What is the procedure for enforcement?
Subject to the overarching obligations set out in the Convention, which include an obligation on the courts of an enforcing state to act expeditiously, it is for each contracting state to determine its own procedural rules for enforcement.
In England, the government has decided that a party wishing to enforce a qualifying judgment must make an application to the High Court for the judgment to be registered. They will need to persuade the court that the requirements summarised above are satisfied in respect of the judgment. The judgment debtor will not be permitted to make submissions at this stage, and the court is not entitled to consider on its own initiative whether any of the grounds to refuse enforcement are made out. Once a judgment is registered, it will be enforceable in England as if it were a judgment of the English court.
Once a foreign judgment is registered, the judgment debtor will have a right to apply to court to have registration set aside, either on the basis that the judgment did not, in fact, satisfy the criteria in the Convention, or that enforcement should nevertheless be refused on one or more of the grounds described above.
Why doesn’t the Convention apply to judgments in claims founded on exclusive jurisdiction agreements?
Because these judgments are separately enforceable in accordance with another Hague Convention: the 2005 Convention on Choice of Court Agreements.
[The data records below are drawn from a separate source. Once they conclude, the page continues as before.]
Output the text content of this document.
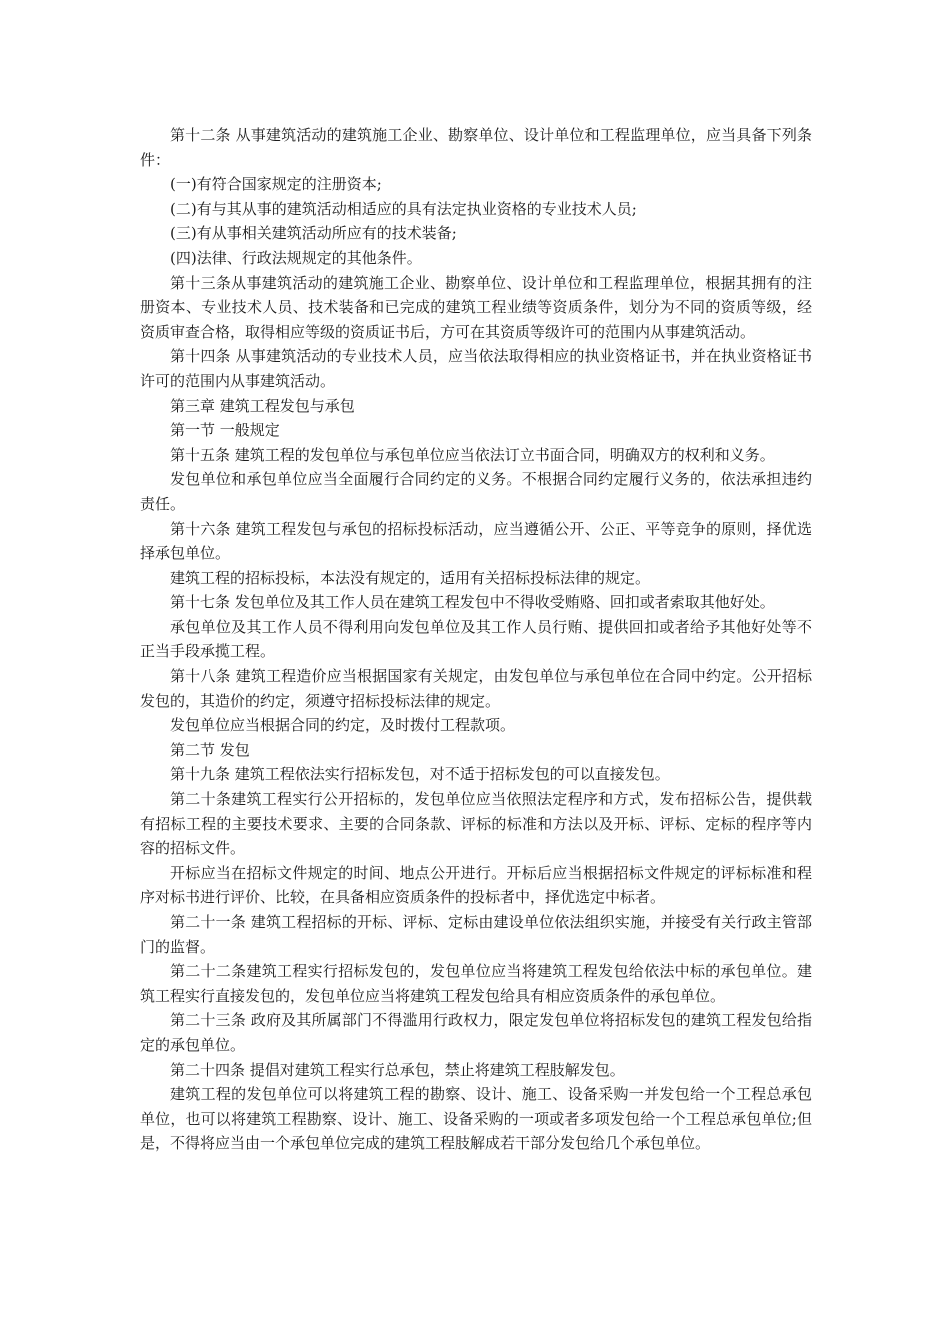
第十二条 从事建筑活动的建筑施工企业、勘察单位、设计单位和工程监理单位，应当具备下列条件：

(一)有符合国家规定的注册资本;

(二)有与其从事的建筑活动相适应的具有法定执业资格的专业技术人员;

(三)有从事相关建筑活动所应有的技术装备;

(四)法律、行政法规规定的其他条件。

第十三条从事建筑活动的建筑施工企业、勘察单位、设计单位和工程监理单位，根据其拥有的注册资本、专业技术人员、技术装备和已完成的建筑工程业绩等资质条件，划分为不同的资质等级，经资质审查合格，取得相应等级的资质证书后，方可在其资质等级许可的范围内从事建筑活动。

第十四条 从事建筑活动的专业技术人员，应当依法取得相应的执业资格证书，并在执业资格证书许可的范围内从事建筑活动。

第三章 建筑工程发包与承包

第一节 一般规定

第十五条 建筑工程的发包单位与承包单位应当依法订立书面合同，明确双方的权利和义务。

发包单位和承包单位应当全面履行合同约定的义务。不根据合同约定履行义务的，依法承担违约责任。

第十六条 建筑工程发包与承包的招标投标活动，应当遵循公开、公正、平等竞争的原则，择优选择承包单位。

建筑工程的招标投标，本法没有规定的，适用有关招标投标法律的规定。

第十七条 发包单位及其工作人员在建筑工程发包中不得收受贿赂、回扣或者索取其他好处。

承包单位及其工作人员不得利用向发包单位及其工作人员行贿、提供回扣或者给予其他好处等不正当手段承揽工程。

第十八条 建筑工程造价应当根据国家有关规定，由发包单位与承包单位在合同中约定。公开招标发包的，其造价的约定，须遵守招标投标法律的规定。

发包单位应当根据合同的约定，及时拨付工程款项。

第二节 发包

第十九条 建筑工程依法实行招标发包，对不适于招标发包的可以直接发包。

第二十条建筑工程实行公开招标的，发包单位应当依照法定程序和方式，发布招标公告，提供载有招标工程的主要技术要求、主要的合同条款、评标的标准和方法以及开标、评标、定标的程序等内容的招标文件。

开标应当在招标文件规定的时间、地点公开进行。开标后应当根据招标文件规定的评标标准和程序对标书进行评价、比较，在具备相应资质条件的投标者中，择优选定中标者。

第二十一条 建筑工程招标的开标、评标、定标由建设单位依法组织实施，并接受有关行政主管部门的监督。

第二十二条建筑工程实行招标发包的，发包单位应当将建筑工程发包给依法中标的承包单位。建筑工程实行直接发包的，发包单位应当将建筑工程发包给具有相应资质条件的承包单位。

第二十三条 政府及其所属部门不得滥用行政权力，限定发包单位将招标发包的建筑工程发包给指定的承包单位。

第二十四条 提倡对建筑工程实行总承包，禁止将建筑工程肢解发包。

建筑工程的发包单位可以将建筑工程的勘察、设计、施工、设备采购一并发包给一个工程总承包单位，也可以将建筑工程勘察、设计、施工、设备采购的一项或者多项发包给一个工程总承包单位;但是，不得将应当由一个承包单位完成的建筑工程肢解成若干部分发包给几个承包单位。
The EU member states[2] and the UK (among others) are already a party to that Convention.
When does the Convention come into force for the UK?
The Convention will come into force for the UK on 1 July 2025. As noted above, where enforcement is sought of a judgment of another contracting state in England, or vice versa, the Convention will only be capable of applying to qualifying judgments in claims that are started on or after that date.
[1] A number of other countries have signed but not yet ratified the Convention: the United States, Israel, Russia, Montenegro, Costa Rica and North Macedonia.
[2] Including Denmark, in contrast to the position under the 2019 Hague Convention.